Chapitre 11

Write by leilaji

The love between us


Chapitre 11


On rentre ensemble et j’ai du mal à faire semblant. Je me repasse la scène encore et encore espérant qu’ainsi le malaise finira par disparaitre. Chaque fois que Pierre tente de me parler, je lui réponds par un regard en biais. Le silence entre nous est inconfortable car je m’oblige à tenir ma langue alors que tout ce que j’ai envie de faire c’est de lui demander avec qui il parlait. Mais ça me donnerait l’air suspicieux et je ne veux pas lui donner cette impression. Je ne veux pas lui paraitre vulnérable.

 

Je me mets à pianoter sur mon téléphone et à lire mes mails pour penser à autre chose. La semaine prochaine va être pleine de boulot et de voitures à retaper. J’espère faire entrer assez d’argent pour boucler le mois en beauté. J’ai assez d’épargne à présent pour pouvoir acheter une petite maison à crédit. Je me suis rapprochée de la banque et elle demande que je leur donne quelque chose en garantie et pour le moment, je ne sais pas quoi. Mais je trouverai bien une solution.  


Je ne sais pas quoi dire pour briser la glace. Je ne sais même pas s’il y a une glace à briser ou si c’est mon imagination qui me joue des tours. J’ai encore son regard collé à ma rétine. Je n’ai pas rêvé, il y avait bien quelque chose d’étrange dans sa manière de réagir à cet appel ! Je ne sais pas comment je suis censée me comporter. C’est la première fois que je sens les griffes de la jalousie se planter dans mes tripes. Pourquoi n’a-t-il pas décroché à côté de moi ? Il ne me cache rien pourtant. Je connais le même le code de ses différentes cartes bancaire, c’est dire. La première fois qu’il m’a demandé de prendre sa carte dans la poche de son pantalon et d’aller retirer de l’argent en me donnant en plus son code secret, je l’ai regardé comme s’il était complètement taré. Je lui ai dit que ça ne se faisait pas. ET il m’a répondu que je dors à ses côtés chaque nuit et que je partage sa vie et que j’ai là mille et un moyens de lui faire du mal si je le voulais. L’argent c‘est rien, a-t-il ajouté en me souriant. Je n’ai pas su quoi répondre.  


Et aujourd’hui, je dois me poser des questions sur cet homme ? 


Putain, je ne savais pas que c’était aussi désagréable d’être bêtement jalouse. Je me sens bête à déduire d’un regard fuyant des choses insensées. Peut-être que je traine un peu trop avec des femmes ces jours ci et que leur pessimisme habituel quand il s’agit de faire confiance à un homme a déteint sur moi. Evidemment, je ne suis pas non plus la championne de la confiance en l’homme. Mais avec des hommes comme Patrick et Idris qui ont traversé ma vie ; j’ai appris à baisser la garde. 

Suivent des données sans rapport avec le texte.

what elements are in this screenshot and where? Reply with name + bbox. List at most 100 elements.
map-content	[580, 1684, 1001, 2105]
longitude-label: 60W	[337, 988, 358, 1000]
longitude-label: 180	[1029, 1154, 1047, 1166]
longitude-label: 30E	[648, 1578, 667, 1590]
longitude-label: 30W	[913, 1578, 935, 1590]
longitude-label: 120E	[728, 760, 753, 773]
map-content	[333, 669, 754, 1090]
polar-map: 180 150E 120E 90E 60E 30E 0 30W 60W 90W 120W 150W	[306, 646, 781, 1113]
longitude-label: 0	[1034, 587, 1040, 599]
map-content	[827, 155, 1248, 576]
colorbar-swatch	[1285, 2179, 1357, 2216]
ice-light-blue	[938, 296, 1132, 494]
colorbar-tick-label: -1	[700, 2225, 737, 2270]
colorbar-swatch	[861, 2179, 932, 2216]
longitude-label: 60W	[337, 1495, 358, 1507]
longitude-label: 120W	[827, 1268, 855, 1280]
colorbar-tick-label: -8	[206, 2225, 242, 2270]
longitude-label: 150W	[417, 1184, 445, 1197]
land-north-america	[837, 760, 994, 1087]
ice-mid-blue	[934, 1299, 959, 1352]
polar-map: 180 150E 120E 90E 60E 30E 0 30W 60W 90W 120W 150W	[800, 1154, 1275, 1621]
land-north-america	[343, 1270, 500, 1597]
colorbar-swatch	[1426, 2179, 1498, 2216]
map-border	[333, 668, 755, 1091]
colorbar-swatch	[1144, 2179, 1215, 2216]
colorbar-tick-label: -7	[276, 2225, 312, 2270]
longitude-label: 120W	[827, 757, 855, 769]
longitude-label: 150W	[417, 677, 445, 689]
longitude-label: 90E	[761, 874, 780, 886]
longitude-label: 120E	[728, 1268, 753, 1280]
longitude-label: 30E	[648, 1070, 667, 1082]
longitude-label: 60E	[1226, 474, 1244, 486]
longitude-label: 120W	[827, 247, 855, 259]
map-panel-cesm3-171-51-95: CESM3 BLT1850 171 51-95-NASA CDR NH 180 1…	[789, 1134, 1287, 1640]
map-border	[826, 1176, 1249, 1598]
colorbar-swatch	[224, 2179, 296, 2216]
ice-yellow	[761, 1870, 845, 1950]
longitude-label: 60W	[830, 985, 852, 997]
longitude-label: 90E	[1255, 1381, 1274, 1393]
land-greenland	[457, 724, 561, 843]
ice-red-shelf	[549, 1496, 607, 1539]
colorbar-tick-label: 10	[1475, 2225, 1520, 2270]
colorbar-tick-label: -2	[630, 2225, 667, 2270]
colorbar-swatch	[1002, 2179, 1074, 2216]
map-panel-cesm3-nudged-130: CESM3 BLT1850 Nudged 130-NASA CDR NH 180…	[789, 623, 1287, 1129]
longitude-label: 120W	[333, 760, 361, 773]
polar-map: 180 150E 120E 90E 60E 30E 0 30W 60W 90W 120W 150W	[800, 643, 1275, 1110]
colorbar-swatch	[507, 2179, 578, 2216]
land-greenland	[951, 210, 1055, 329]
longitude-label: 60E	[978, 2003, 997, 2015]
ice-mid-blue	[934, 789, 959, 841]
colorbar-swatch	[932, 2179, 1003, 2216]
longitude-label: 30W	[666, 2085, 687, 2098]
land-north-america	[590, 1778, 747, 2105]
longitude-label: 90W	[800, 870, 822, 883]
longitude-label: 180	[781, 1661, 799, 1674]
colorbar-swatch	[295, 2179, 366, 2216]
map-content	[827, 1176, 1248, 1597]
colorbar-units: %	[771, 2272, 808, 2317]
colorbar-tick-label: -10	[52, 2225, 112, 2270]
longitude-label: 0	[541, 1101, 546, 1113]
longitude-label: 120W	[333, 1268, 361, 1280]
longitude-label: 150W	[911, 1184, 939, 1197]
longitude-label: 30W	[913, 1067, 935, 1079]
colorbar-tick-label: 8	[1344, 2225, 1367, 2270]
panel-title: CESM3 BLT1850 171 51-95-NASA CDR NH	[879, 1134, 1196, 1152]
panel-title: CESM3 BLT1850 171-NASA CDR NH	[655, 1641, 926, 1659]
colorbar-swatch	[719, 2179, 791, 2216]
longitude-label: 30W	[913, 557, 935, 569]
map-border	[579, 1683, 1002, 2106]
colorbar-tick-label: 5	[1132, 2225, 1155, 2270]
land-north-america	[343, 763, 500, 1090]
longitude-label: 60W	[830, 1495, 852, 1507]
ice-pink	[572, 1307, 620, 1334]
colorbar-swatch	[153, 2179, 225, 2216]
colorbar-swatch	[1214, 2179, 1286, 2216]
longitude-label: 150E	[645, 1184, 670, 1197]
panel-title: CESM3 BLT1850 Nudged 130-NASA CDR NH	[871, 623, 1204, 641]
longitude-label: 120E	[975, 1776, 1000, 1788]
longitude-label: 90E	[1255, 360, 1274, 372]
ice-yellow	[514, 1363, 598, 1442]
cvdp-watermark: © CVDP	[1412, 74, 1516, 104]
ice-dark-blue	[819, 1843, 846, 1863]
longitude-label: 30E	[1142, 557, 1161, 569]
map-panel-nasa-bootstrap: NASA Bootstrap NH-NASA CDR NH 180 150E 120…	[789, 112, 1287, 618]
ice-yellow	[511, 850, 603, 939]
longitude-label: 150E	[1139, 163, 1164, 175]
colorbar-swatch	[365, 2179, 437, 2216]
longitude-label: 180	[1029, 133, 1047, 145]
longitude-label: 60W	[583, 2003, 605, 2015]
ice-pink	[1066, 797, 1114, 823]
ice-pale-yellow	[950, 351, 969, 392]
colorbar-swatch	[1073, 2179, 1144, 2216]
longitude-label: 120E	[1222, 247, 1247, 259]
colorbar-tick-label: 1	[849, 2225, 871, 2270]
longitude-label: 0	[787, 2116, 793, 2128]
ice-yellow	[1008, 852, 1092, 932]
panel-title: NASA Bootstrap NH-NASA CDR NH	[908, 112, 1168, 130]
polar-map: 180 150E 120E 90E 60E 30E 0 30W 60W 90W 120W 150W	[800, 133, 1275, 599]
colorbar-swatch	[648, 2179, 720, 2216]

J’ai toujours trouvé ridicule les femmes qui fouillaient les affaires, les téléphones de leur copain pour y trouver des preuves de mensonge. Pourquoi rester avec quelqu’un en qui on n’a pas confiance ? Il m’a toujours suffit de demander au mec avec qui je couchais et de réagir selon la réponse qu’il m’offrait. Oui ou non te tapes-tu la pétasse du bar ? Si c’est non. Ok, on continue nos petites affaires. Si c’est oui, je me barre sans me retourner. Pourquoi ? Parce que la vie est trop courte et que les maladies sexuellement transmissibles ne n’ont pas été inventées dans un pays imaginaire.


Je me rends compte qu’il est plus aisé de prendre la décision de quitter un homme concernant une relation épisodique de six semaines plutôt qu’une relation continue de deux ans. On abandonne facilement une maison faite de quelques branches pour aller habiter ailleurs. Mais un château, un magnifique château qui tient chaud la nuit et amuse nos yeux le jour, un château dont les briques ont été formées par notre temps et notre sueur ne mériterait il pas qu’on se batte pour le garder ?   


- Tu es tellement silencieuse, tu te sens bien ? demande Pierre en détournant un court instant son regard de la route pour le poser sur moi. 

- Je crois que je suis un peu fatiguée. 

- Ça t’a plu au moins ? Tout ça c’était pour toi, pour que tu passes du bon temps avec moi et nos rares amis tu sais.

- C’était super sympa t’inquiète. Merci Pierre. 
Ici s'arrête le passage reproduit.